As the weather improved this afternoon so did my desire to find some summer migrants, hopefully arriving on the eve of the official start of spring, the vernal equinox. At 7.02 a.m. on the 20th March 2013 we reach the point where the day and night are of equal lengths. From that day forward, in the northern hemisphere we will be getting more day than night and the days lengthen until June 21st, when then days start to shorten again! Well once again I failed in my quest at ST Margaret's but still had an enjoyable walk round.
It was a delight to watch a Peregrine for the second day running, although a long way below me I was able to watch it preening as it sat quietly.on the cliff.
In the end I managed to force myself to leave this fantastic creature and walk along the Lees in the hope of finding something different.
The section missing was sizable, nearly a cricket pitch length long by several yards wide. I can start to accurately estimate what weight of falling chalk that equates to, but a cubic metre of solid chalk weighs nearly 2.5 tonnes.
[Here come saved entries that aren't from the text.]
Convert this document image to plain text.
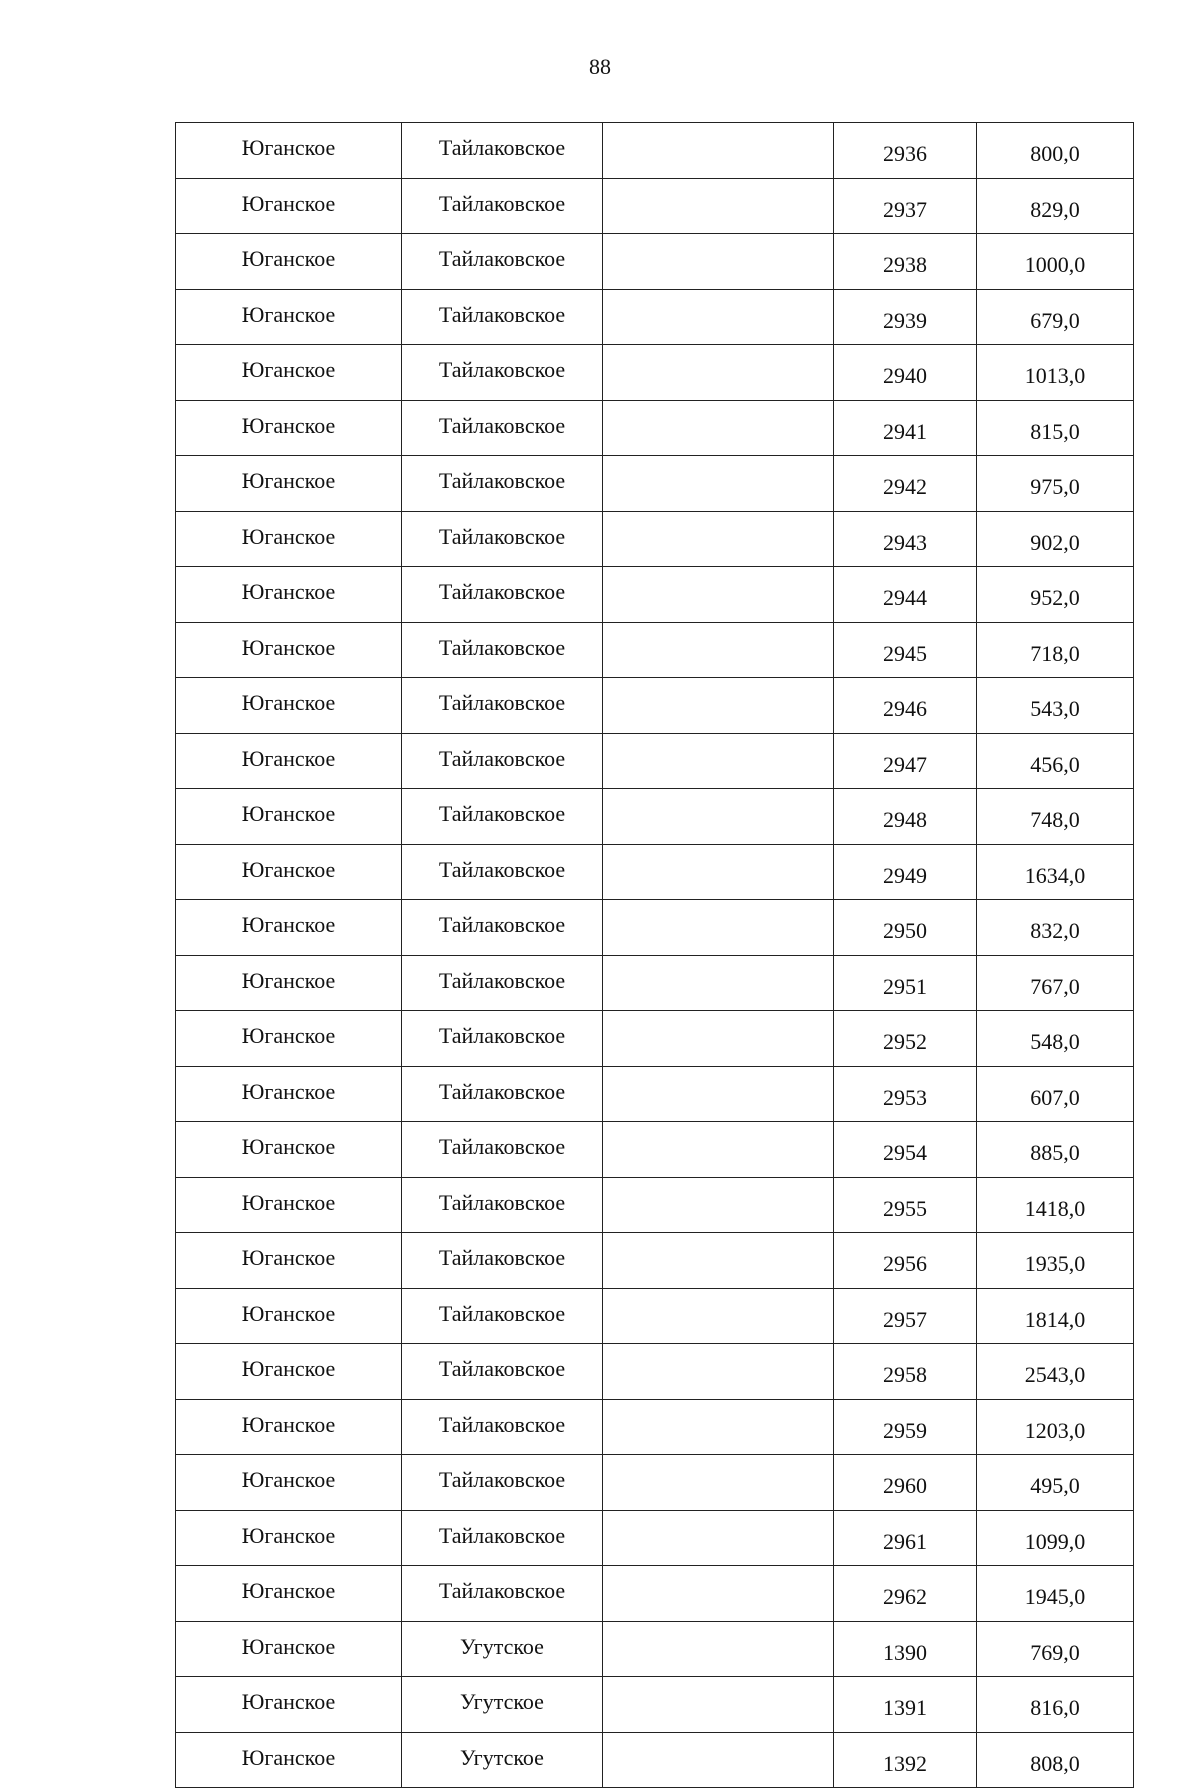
88
Юганское	Тайлаковское		2936	800,0
Юганское	Тайлаковское		2937	829,0
Юганское	Тайлаковское		2938	1000,0
Юганское	Тайлаковское		2939	679,0
Юганское	Тайлаковское		2940	1013,0
Юганское	Тайлаковское		2941	815,0
Юганское	Тайлаковское		2942	975,0
Юганское	Тайлаковское		2943	902,0
Юганское	Тайлаковское		2944	952,0
Юганское	Тайлаковское		2945	718,0
Юганское	Тайлаковское		2946	543,0
Юганское	Тайлаковское		2947	456,0
Юганское	Тайлаковское		2948	748,0
Юганское	Тайлаковское		2949	1634,0
Юганское	Тайлаковское		2950	832,0
Юганское	Тайлаковское		2951	767,0
Юганское	Тайлаковское		2952	548,0
Юганское	Тайлаковское		2953	607,0
Юганское	Тайлаковское		2954	885,0
Юганское	Тайлаковское		2955	1418,0
Юганское	Тайлаковское		2956	1935,0
Юганское	Тайлаковское		2957	1814,0
Юганское	Тайлаковское		2958	2543,0
Юганское	Тайлаковское		2959	1203,0
Юганское	Тайлаковское		2960	495,0
Юганское	Тайлаковское		2961	1099,0
Юганское	Тайлаковское		2962	1945,0
Юганское	Угутское		1390	769,0
Юганское	Угутское		1391	816,0
Юганское	Угутское		1392	808,0
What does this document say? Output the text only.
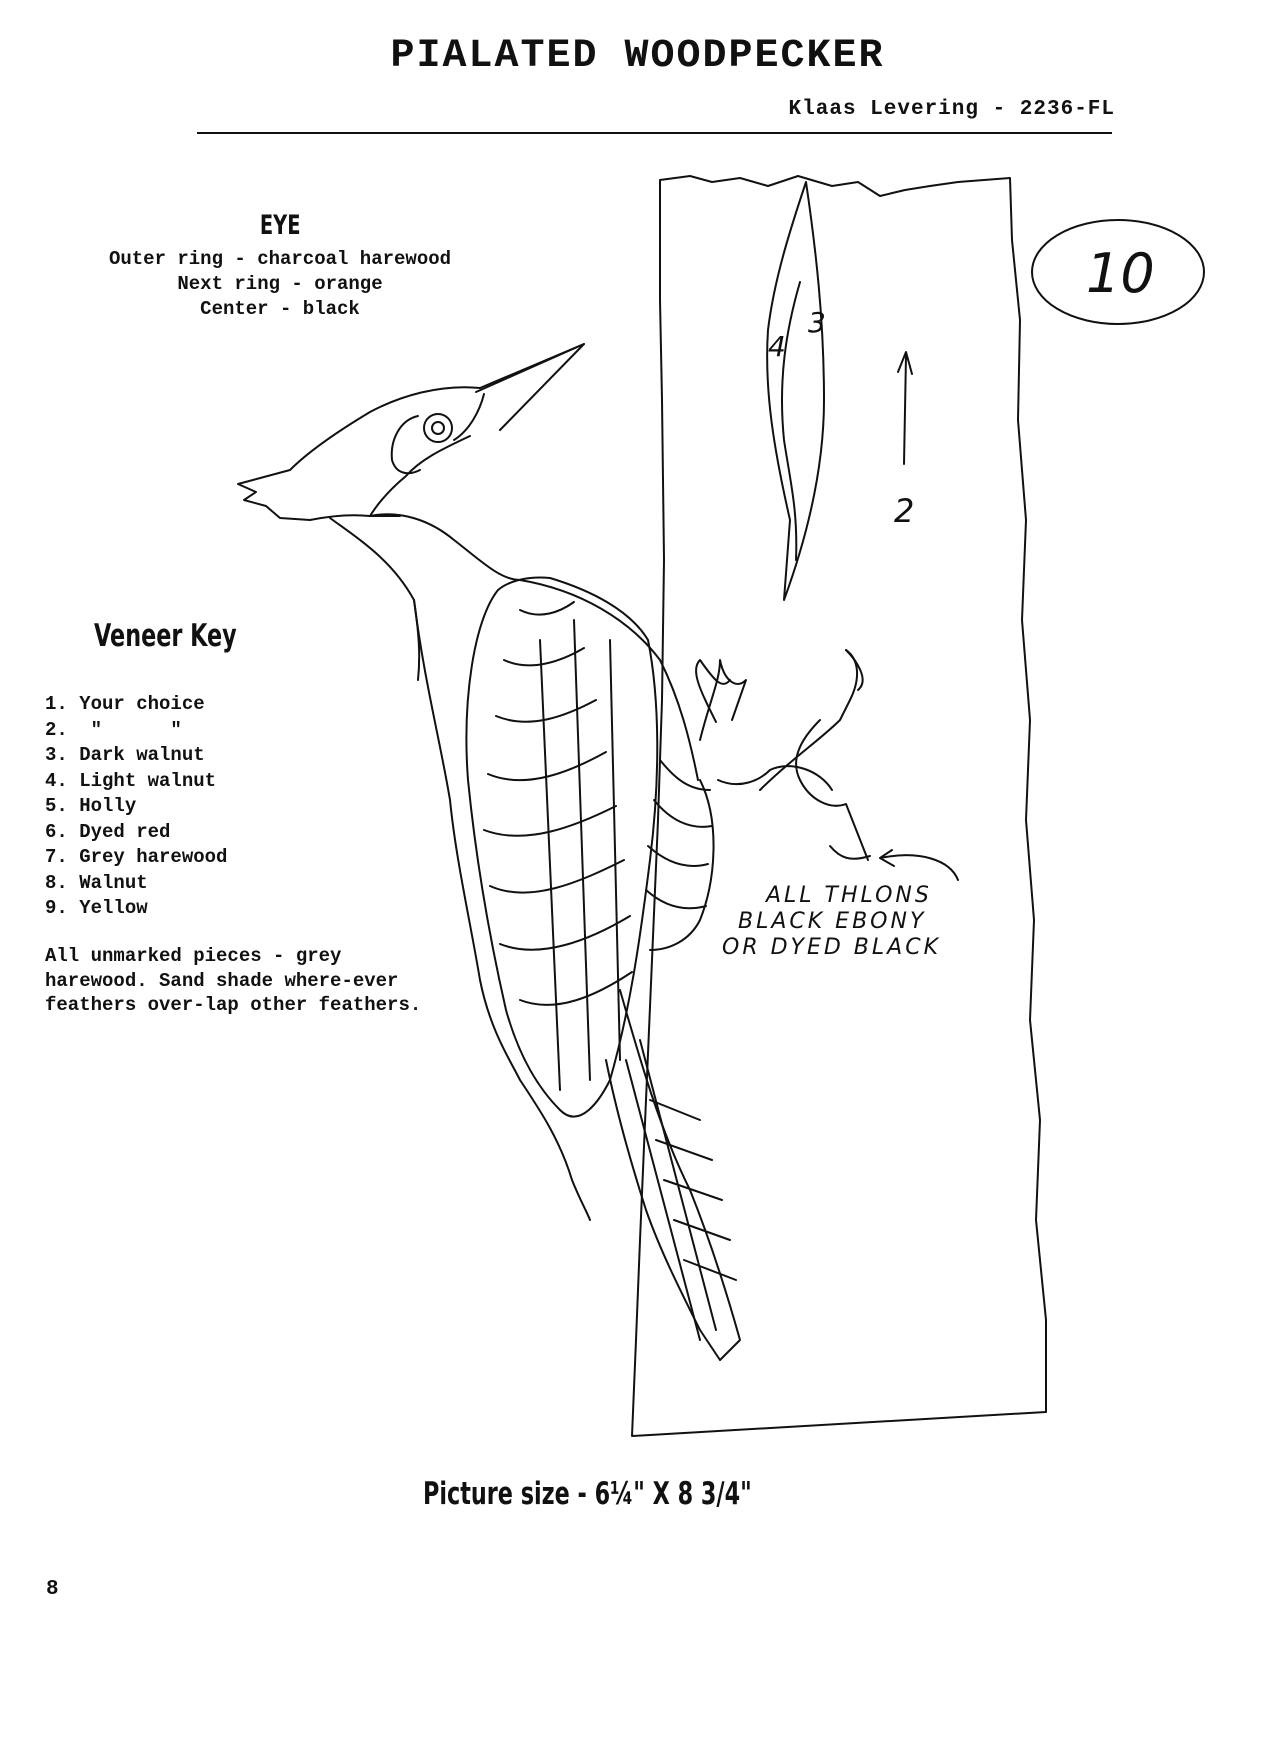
PIALATED WOODPECKER
Klaas Levering - 2236-FL
EYE
Outer ring - charcoal harewood
Next ring - orange
Center - black
Veneer Key
1. Your choice
2.  "      "
3. Dark walnut
4. Light walnut
5. Holly
6. Dyed red
7. Grey harewood
8. Walnut
9. Yellow
All unmarked pieces - grey harewood. Sand shade where-ever feathers over-lap other feathers.
3
4
2
10
ALL THLONS
BLACK EBONY
OR DYED BLACK
Picture size - 6¼" X 8 3/4"
8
The height here is around 80 metres, so if a wedge slid down, there could be around 10,000 Tonnes of chalk ending up at the bottom of the cliff.
From the Bay the startling white of the newly exposed face of the cliff shows the extent of the fallen area. The tide was coming in and Nigel, our host at the Coastguards Pub, told me that at low tide, the fallen chalk reached three times the visible distance into the sea.
I was still looking for new arrivals and decided to try the old landing strip along Upper Road. Over the years this ha been an area favoured by early Wheatears, and being a flat area with a couple of large mounds the habit of Wheatears to perch up makes this a good place to be able to see them. As I arrives a large crow landed just in front of me, and let out the unmistakable deep honking call of a Raven. I was behind the fence and managed a couple of pictures before it became nervous and took off.